Nous menons tous ensemble la vie la plus saine, la plus agréable du monde. Il y a ici un parfum salubre qui finira par me pénétrer.
Vraiment, je ne sais comment je pourrai reprendre la chaîne de mes mondanités. Vous rappelez-vous nos préparatifs pour le bal, alors que se bien mettre était la grande affaire, et que j'aurais tant souhaité avoir une fée pour marraine, comme Cendrillon? Sérieusement, il nous en aurait coûté moins de temps et d'argent pour tirer de misère quelques familles d'honnêtes gens. Je vous assure que je suis bien revenue des grands succès et des petits sentiments.
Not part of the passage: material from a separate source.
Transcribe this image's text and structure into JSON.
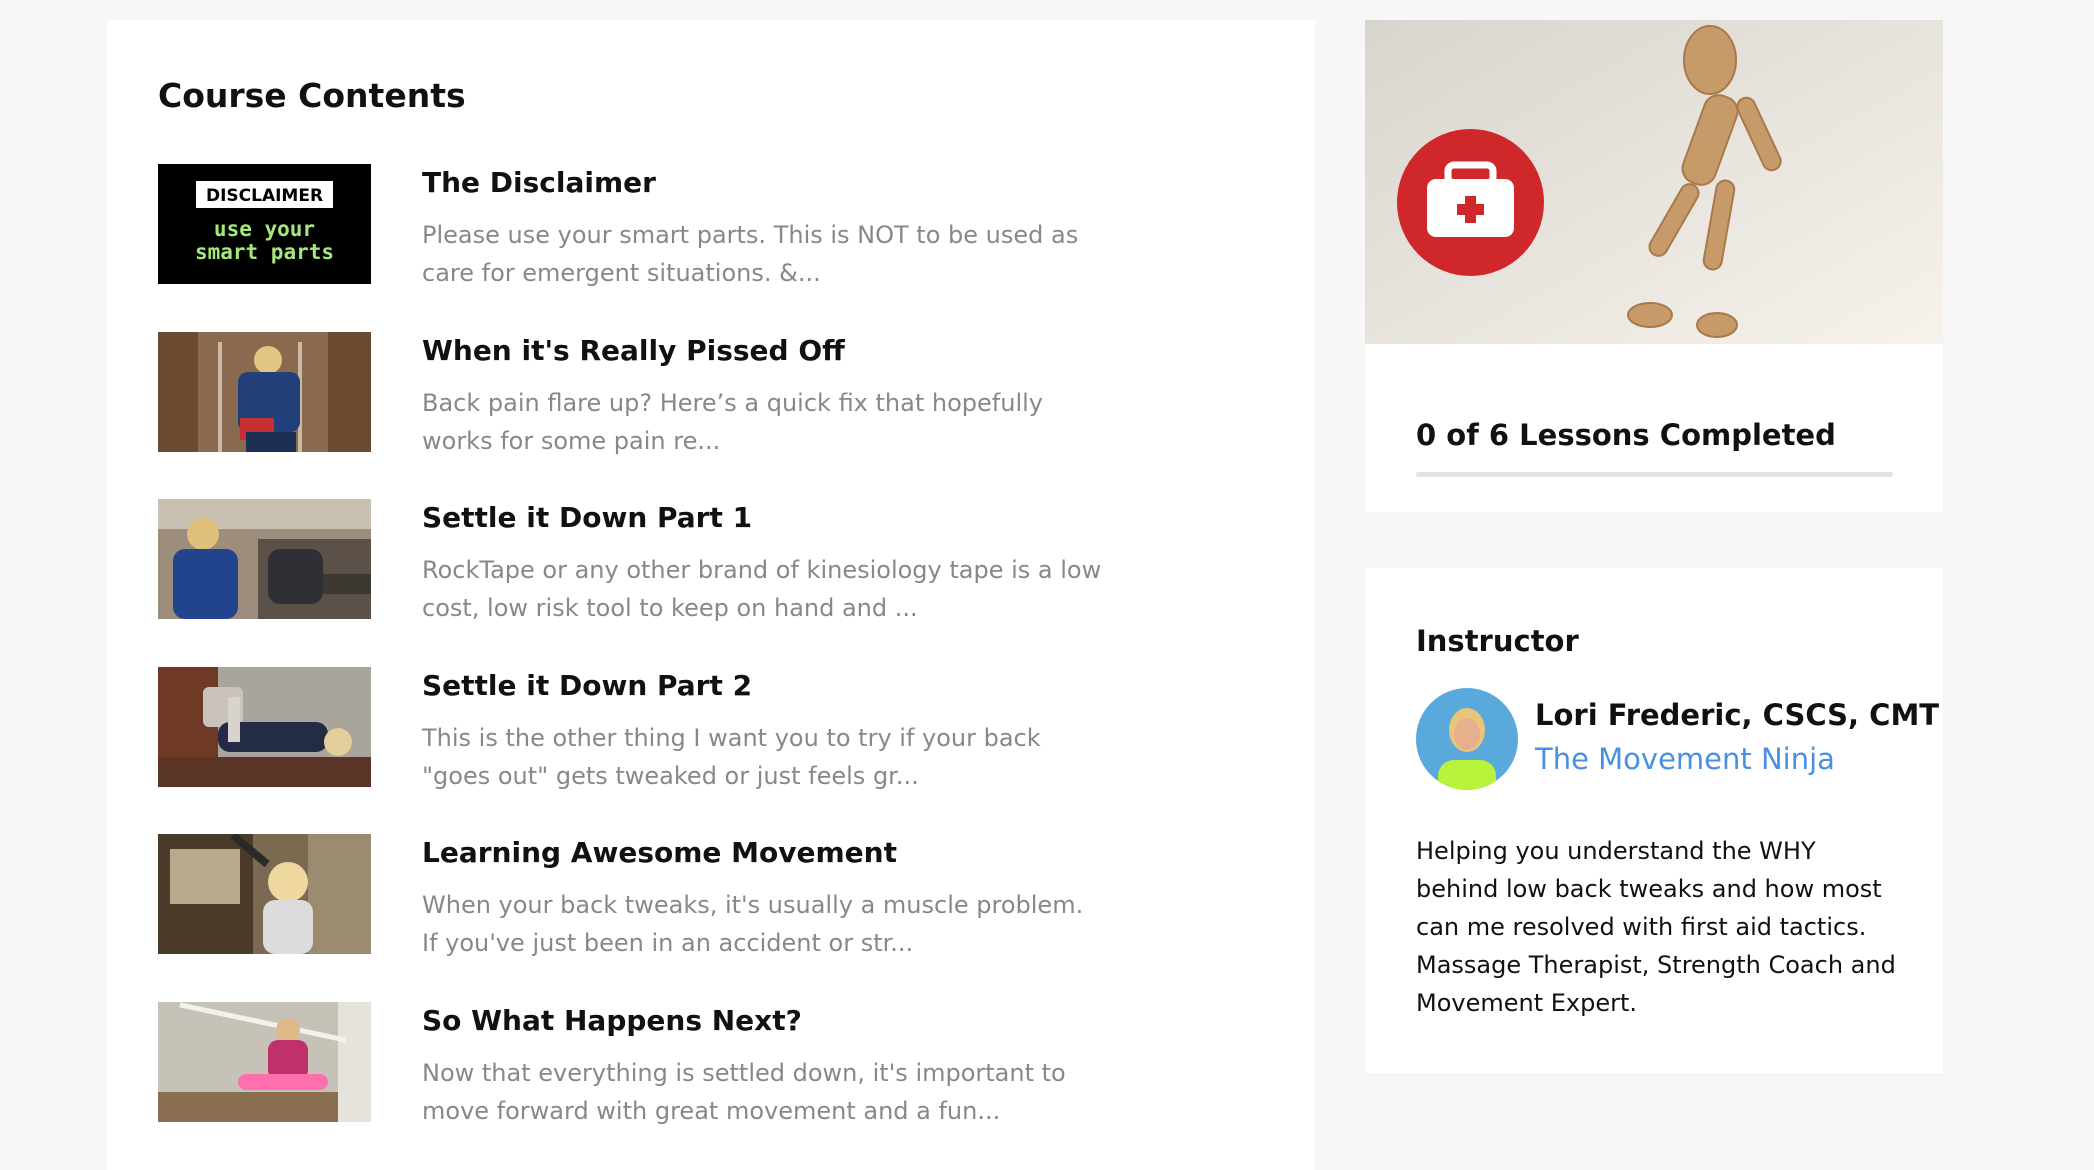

Mais l'amour est une belle chose… Aimer c'est sortir de soi-même. Je vous avoue que je ne puis plus me supporter. Bonsoir.
Mina.
P.S.—C'est la faute d'Angéline et de Maurice. On ne peut les voir ensemble sans extravaguer.
(La même à la même)
Vous rappelez-vous avec quelle sollicitude vous veilliez sur le pied de boules-de-neige qui ornait la cour des Ursulines. Je ne sais pourquoi ce souvenir me revenait tout à l'heure pendant que je me promenais dans le jardin. Je voudrais bien vous y voir. D'ordinaire, j'aime peu les jardins: j'y trouve je ne sais quoi qui me porte à chanter:
J'aime la marguerite
Qui fleurit dans les champs.
Mais celui-ci a un air de paradis. Vraiment, je voudrais passer ma vie. Il y a là des réduits charmants, des berceaux de verdure pleins d'ombre, de fraîcheur, de parfums.
Jamais je n'ai vu tant de fleurs, fleurs au soleil, fleurs à l'ombre, fleurs partout. Et tout le charme du spontané, du naturel. Vous savez mon horreur pour l'aligné, le guindé, le symétrique.